KAVKAZ-POTI FERRY LINK TO LIFT ARMENIA’S TRANSPORT BLOCKADE-IVANOV
ITAR-TASS News Agency, Russia
April 11, 2007 Wednesday
Russian First Deputy Prime Minister Sergei Ivanov considers it very
important to launch a ferry link between the Russian port of Kavkaz
and the Armenian port of Poti to resolve transport problems.
"The launch of a new ferry running en route Kavkaz-Poti that can
carry up to 50 cargo railway carriages helps to resolve one of the
key problems – Armenia’s transport blockade," Ivanov told a joint
news conference with participation of Armenian Prime Minister Serzh
Sarkisian on Wednesday. "The opening of the ferry link will allow to
partially cut the Gordian knot already now," he said.

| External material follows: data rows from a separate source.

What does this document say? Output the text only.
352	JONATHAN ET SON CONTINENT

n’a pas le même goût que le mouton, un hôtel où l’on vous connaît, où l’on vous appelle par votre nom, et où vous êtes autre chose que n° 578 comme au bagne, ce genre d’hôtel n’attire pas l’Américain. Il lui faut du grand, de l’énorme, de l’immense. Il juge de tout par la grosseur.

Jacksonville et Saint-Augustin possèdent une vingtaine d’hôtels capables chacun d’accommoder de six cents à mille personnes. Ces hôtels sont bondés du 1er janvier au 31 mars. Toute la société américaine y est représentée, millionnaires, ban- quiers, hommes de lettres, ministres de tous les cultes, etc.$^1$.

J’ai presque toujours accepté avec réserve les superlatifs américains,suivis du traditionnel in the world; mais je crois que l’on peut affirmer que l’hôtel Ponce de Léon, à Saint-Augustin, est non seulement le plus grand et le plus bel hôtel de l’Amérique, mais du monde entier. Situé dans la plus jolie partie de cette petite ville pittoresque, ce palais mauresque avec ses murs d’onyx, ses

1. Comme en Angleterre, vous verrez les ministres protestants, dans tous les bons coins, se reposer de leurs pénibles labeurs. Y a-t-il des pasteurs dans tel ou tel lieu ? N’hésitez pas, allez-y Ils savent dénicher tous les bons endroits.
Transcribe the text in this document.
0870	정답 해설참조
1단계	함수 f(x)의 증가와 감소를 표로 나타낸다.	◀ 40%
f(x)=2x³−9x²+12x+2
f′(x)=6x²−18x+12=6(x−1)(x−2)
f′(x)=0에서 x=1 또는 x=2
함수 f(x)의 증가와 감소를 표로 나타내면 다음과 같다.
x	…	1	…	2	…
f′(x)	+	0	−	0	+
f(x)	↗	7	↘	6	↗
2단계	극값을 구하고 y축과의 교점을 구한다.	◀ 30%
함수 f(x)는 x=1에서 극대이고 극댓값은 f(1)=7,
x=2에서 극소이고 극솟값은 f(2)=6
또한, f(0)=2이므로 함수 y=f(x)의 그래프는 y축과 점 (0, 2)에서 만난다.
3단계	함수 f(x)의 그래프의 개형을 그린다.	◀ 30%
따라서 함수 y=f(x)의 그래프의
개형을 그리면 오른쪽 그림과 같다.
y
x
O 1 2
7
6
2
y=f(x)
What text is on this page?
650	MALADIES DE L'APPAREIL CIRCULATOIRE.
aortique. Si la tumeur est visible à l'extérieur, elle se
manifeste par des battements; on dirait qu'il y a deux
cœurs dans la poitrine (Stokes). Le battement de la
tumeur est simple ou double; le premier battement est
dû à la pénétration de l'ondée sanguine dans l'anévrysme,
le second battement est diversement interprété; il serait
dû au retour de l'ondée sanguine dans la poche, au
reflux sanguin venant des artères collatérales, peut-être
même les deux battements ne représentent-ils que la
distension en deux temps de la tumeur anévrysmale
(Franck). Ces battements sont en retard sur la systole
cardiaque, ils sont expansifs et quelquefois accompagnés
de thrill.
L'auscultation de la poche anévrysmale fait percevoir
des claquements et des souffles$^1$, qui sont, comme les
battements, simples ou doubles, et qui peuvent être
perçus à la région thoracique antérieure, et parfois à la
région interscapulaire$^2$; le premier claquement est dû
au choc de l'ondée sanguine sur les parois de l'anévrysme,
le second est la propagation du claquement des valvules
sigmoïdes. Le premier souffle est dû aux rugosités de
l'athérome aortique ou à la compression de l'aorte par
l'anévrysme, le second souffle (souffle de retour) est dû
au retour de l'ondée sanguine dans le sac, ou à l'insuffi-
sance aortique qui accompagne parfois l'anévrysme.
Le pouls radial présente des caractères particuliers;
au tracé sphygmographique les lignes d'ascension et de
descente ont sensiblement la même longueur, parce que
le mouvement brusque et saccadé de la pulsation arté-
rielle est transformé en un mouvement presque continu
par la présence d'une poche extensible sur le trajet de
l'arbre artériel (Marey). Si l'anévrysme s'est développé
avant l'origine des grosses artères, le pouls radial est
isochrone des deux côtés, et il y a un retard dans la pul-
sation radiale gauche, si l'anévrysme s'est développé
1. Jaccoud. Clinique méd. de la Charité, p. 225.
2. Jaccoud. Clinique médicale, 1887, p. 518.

"By late summer a second ferry will begin operating, which will
increase cargo turnover," he said. "There are also long-term programs
for the development of railway transport, but it is still early to
speak about them."
"Transport is a key problem in our relations, because all the rest
becomes senseless without transport," Ivanov said.
The agreement on opening the Kavkaz-Poti railway and ferry link was
signed by the then Georgian Prime Minister Zurab Zhvania and Russian
Transport Minister Igor Levitin back in January 2005.
The first ferry shipped 14 railway carriages full of corn in March
2005. Later the ferry made several passages and this link was
suspended soon.
Initially the ferry should have run between the ports twice or trice
a week.
The resumption of a ferry link is very important, as Russia and
Georgia have not had direct railway link since August 1992, when an
armed conflict broke in Georgia’s breakaway of Abkhazia.
Since then cargoes to Armenia that has no common border with Russia
have been delivered by motorways bypassing its neighbour of Georgia,
which resulted in transportation price hikes.